Page#text does not return all the text

Question

Page#text does not return all the text

Opened this issue a year ago · 3 comments

For some reason PDF::Reader#text does not return all the text on a PDF file I'm scanning. Albeit I'm able to get the text by looking at the runs directly. Here is the file: https://hacktivista.org/tmp/2700968.pdf

The text I'm unable to get through #text is LECTURA ACTUAL 15-MAY-2023

Answer 1 · 2023-06-16T18:01:54.000Z

For the time being I just monkey-patched the class to add an :unformatted option.
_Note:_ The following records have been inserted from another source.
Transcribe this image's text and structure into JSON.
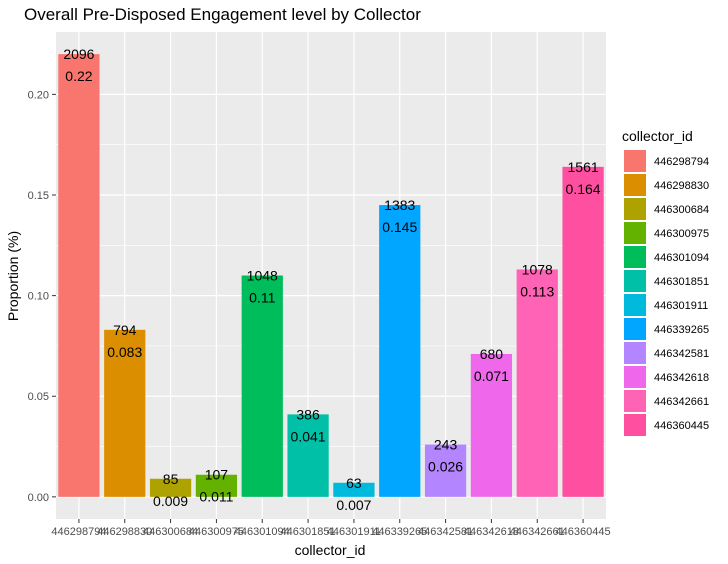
{
  "chart_data": {
    "type": "bar",
    "title": "Overall Pre-Disposed Engagement level by Collector",
    "xlabel": "collector_id",
    "ylabel": "Proportion (%)",
    "ylim": [
      -0.011,
      0.231
    ],
    "yticks": [
      0.0,
      0.05,
      0.1,
      0.15,
      0.2
    ],
    "ytick_labels": [
      "0.00",
      "0.05",
      "0.10",
      "0.15",
      "0.20"
    ],
    "categories": [
      "446298794",
      "446298830",
      "446300684",
      "446300975",
      "446301094",
      "446301851",
      "446301911",
      "446339265",
      "446342581",
      "446342618",
      "446342661",
      "446360445"
    ],
    "values": [
      0.22,
      0.083,
      0.009,
      0.011,
      0.11,
      0.041,
      0.007,
      0.145,
      0.026,
      0.071,
      0.113,
      0.164
    ],
    "value_labels": [
      "0.22",
      "0.083",
      "0.009",
      "0.011",
      "0.11",
      "0.041",
      "0.007",
      "0.145",
      "0.026",
      "0.071",
      "0.113",
      "0.164"
    ],
    "counts": [
      "2096",
      "794",
      "85",
      "107",
      "1048",
      "386",
      "63",
      "1383",
      "243",
      "680",
      "1078",
      "1561"
    ],
    "colors": [
      "#F8766D",
      "#DB8E00",
      "#AEA200",
      "#64B200",
      "#00BD5C",
      "#00C1A7",
      "#00BADE",
      "#00A6FF",
      "#B385FF",
      "#EF67EB",
      "#FF63B6",
      "#FF4FA0"
    ],
    "grid": true,
    "legend": {
      "title": "collector_id",
      "position": "right"
    }
  }
}
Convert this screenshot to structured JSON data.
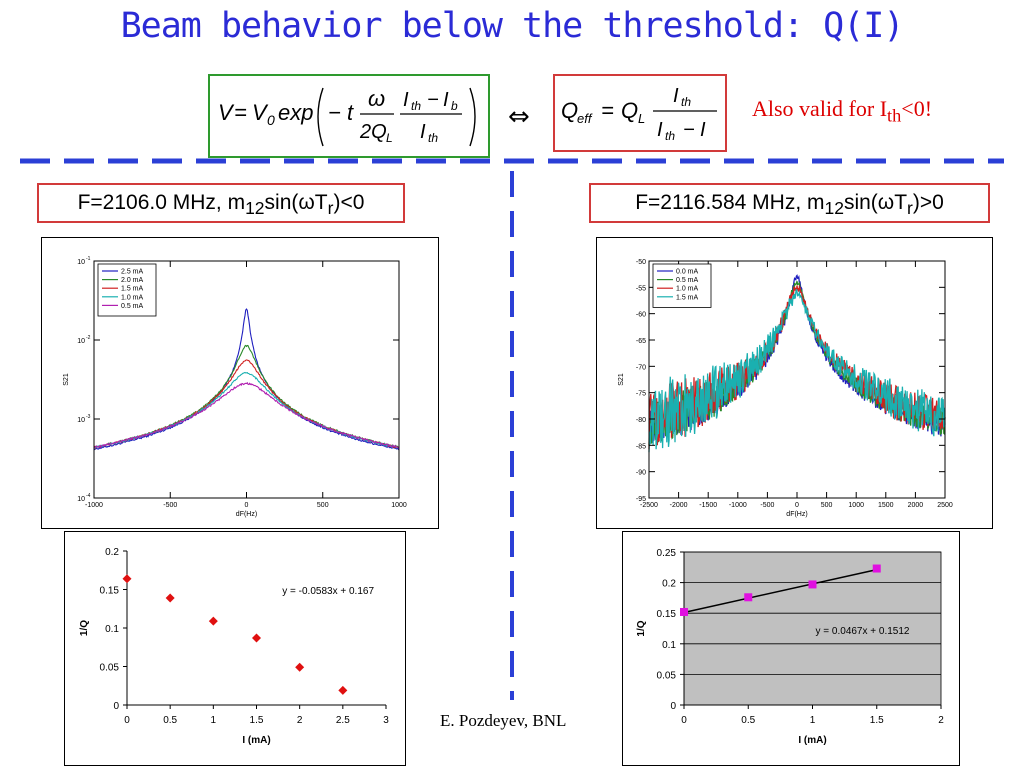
{
  "slide": {
    "title": "Beam behavior below the threshold: Q(I)",
    "also_valid_prefix": "Also valid for I",
    "also_valid_sub": "th",
    "also_valid_suffix": "<0!",
    "equiv_symbol": "⇔",
    "credit": "E. Pozdeyev, BNL",
    "colors": {
      "title": "#2b2bd6",
      "dash": "#2b3fd6",
      "box_red": "#d23a3a",
      "box_green": "#2e9a2e"
    }
  },
  "equation1": {
    "lhs": "V",
    "eq": "=",
    "v0": "V",
    "v0_sub": "0",
    "exp": "exp",
    "neg_t": "− t",
    "omega": "ω",
    "two_q": "2Q",
    "q_sub": "L",
    "ith": "I",
    "ith_sub": "th",
    "minus": "−",
    "ib": "I",
    "ib_sub": "b"
  },
  "equation2": {
    "lhs": "Q",
    "lhs_sub": "eff",
    "eq": "=",
    "ql": "Q",
    "ql_sub": "L",
    "ith": "I",
    "ith_sub": "th",
    "minus": "−",
    "i": "I"
  },
  "panels": {
    "left_label": {
      "prefix": "F=2106.0 MHz, m",
      "sub": "12",
      "mid": "sin(",
      "omega": "ω",
      "t": "T",
      "t_sub": "r",
      "suffix": ")<0"
    },
    "right_label": {
      "prefix": "F=2116.584 MHz, m",
      "sub": "12",
      "mid": "sin(",
      "omega": "ω",
      "t": "T",
      "t_sub": "r",
      "suffix": ")>0"
    }
  },
  "chart_data": [
    {
      "type": "line",
      "id": "left-spectrum",
      "xlabel": "dF(Hz)",
      "ylabel": "S21",
      "xlim": [
        -1000,
        1000
      ],
      "ylim": [
        0.0001,
        0.1
      ],
      "yscale": "log",
      "xticks": [
        -1000,
        -500,
        0,
        500,
        1000
      ],
      "yticks": [
        {
          "value": 0.1,
          "base": "10",
          "exp": "-1"
        },
        {
          "value": 0.01,
          "base": "10",
          "exp": "-2"
        },
        {
          "value": 0.001,
          "base": "10",
          "exp": "-3"
        },
        {
          "value": 0.0001,
          "base": "10",
          "exp": "-4"
        }
      ],
      "legend_position": "top-left",
      "series": [
        {
          "name": "2.5 mA",
          "color": "#1f1fbf",
          "peak": 0.025,
          "fwhm_hz": 30,
          "edge": 0.00045,
          "noise": 0.025
        },
        {
          "name": "2.0 mA",
          "color": "#2a8a2a",
          "peak": 0.0085,
          "fwhm_hz": 95,
          "edge": 0.00045,
          "noise": 0.025
        },
        {
          "name": "1.5 mA",
          "color": "#d02020",
          "peak": 0.0055,
          "fwhm_hz": 145,
          "edge": 0.00045,
          "noise": 0.025
        },
        {
          "name": "1.0 mA",
          "color": "#1ab0b0",
          "peak": 0.0038,
          "fwhm_hz": 210,
          "edge": 0.00045,
          "noise": 0.025
        },
        {
          "name": "0.5 mA",
          "color": "#b020b0",
          "peak": 0.0028,
          "fwhm_hz": 290,
          "edge": 0.00045,
          "noise": 0.025
        }
      ]
    },
    {
      "type": "line",
      "id": "right-spectrum",
      "xlabel": "dF(Hz)",
      "ylabel": "S21",
      "xlim": [
        -2500,
        2500
      ],
      "ylim": [
        -95,
        -50
      ],
      "xticks": [
        -2500,
        -2000,
        -1500,
        -1000,
        -500,
        0,
        500,
        1000,
        1500,
        2000,
        2500
      ],
      "yticks": [
        -50,
        -55,
        -60,
        -65,
        -70,
        -75,
        -80,
        -85,
        -90,
        -95
      ],
      "legend_position": "top-left",
      "series": [
        {
          "name": "0.0 mA",
          "color": "#1f1fbf",
          "peak": -53.0,
          "fwhm_hz": 170,
          "edge": -83.0,
          "noise": 1.2
        },
        {
          "name": "0.5 mA",
          "color": "#2a8a2a",
          "peak": -54.2,
          "fwhm_hz": 215,
          "edge": -83.0,
          "noise": 1.5
        },
        {
          "name": "1.0 mA",
          "color": "#d02020",
          "peak": -55.2,
          "fwhm_hz": 265,
          "edge": -83.0,
          "noise": 2.0
        },
        {
          "name": "1.5 mA",
          "color": "#1ab0b0",
          "peak": -56.5,
          "fwhm_hz": 320,
          "edge": -83.0,
          "noise": 2.3
        }
      ]
    },
    {
      "type": "scatter",
      "id": "left-invq",
      "xlabel": "I (mA)",
      "ylabel": "1/Q",
      "xlim": [
        0,
        3
      ],
      "ylim": [
        0,
        0.2
      ],
      "xticks": [
        0,
        0.5,
        1,
        1.5,
        2,
        2.5,
        3
      ],
      "yticks": [
        0,
        0.05,
        0.1,
        0.15,
        0.2
      ],
      "ytick_labels": [
        "0",
        "0.05",
        "0.1",
        "0.15",
        "0.2"
      ],
      "marker": "diamond",
      "marker_color": "#e01010",
      "points": [
        {
          "x": 0,
          "y": 0.164
        },
        {
          "x": 0.5,
          "y": 0.139
        },
        {
          "x": 1.0,
          "y": 0.109
        },
        {
          "x": 1.5,
          "y": 0.087
        },
        {
          "x": 2.0,
          "y": 0.049
        },
        {
          "x": 2.5,
          "y": 0.019
        }
      ],
      "annotation": "y = -0.0583x + 0.167"
    },
    {
      "type": "scatter",
      "id": "right-invq",
      "xlabel": "I (mA)",
      "ylabel": "1/Q",
      "xlim": [
        0,
        2
      ],
      "ylim": [
        0,
        0.25
      ],
      "xticks": [
        0,
        0.5,
        1,
        1.5,
        2
      ],
      "yticks": [
        0,
        0.05,
        0.1,
        0.15,
        0.2,
        0.25
      ],
      "ytick_labels": [
        "0",
        "0.05",
        "0.1",
        "0.15",
        "0.2",
        "0.25"
      ],
      "marker": "square",
      "marker_color": "#e010e0",
      "plot_bg": "#c0c0c0",
      "grid": "horizontal",
      "points": [
        {
          "x": 0,
          "y": 0.152
        },
        {
          "x": 0.5,
          "y": 0.176
        },
        {
          "x": 1.0,
          "y": 0.197
        },
        {
          "x": 1.5,
          "y": 0.223
        }
      ],
      "fit": {
        "slope": 0.0467,
        "intercept": 0.1512
      },
      "annotation": "y = 0.0467x + 0.1512"
    }
  ]
}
I'll leave it here:

require 'pdf/reader'

module PDF
  class Reader
    # PDF::Reader::Page monkey patches.
    class Page
      alias_method :_text, :text
      remove_method :text

      # @param [Hash] opts Adds :unformatted option.
      def text(opts = {})
        return runs.map(&:text).join(' ') if opts[:unformatted]

        _text(opts)
      end
    end
  end
end

Answer 2 · 2023-10-24T13:20:55.000Z

Had the same issue as well, looking forward to see a fix merged in the library.
In in the meantime, thanks @hacktivista for this monkey patch.

Answer 3 · 2024-04-22T17:39:46.000Z

Having the same issue!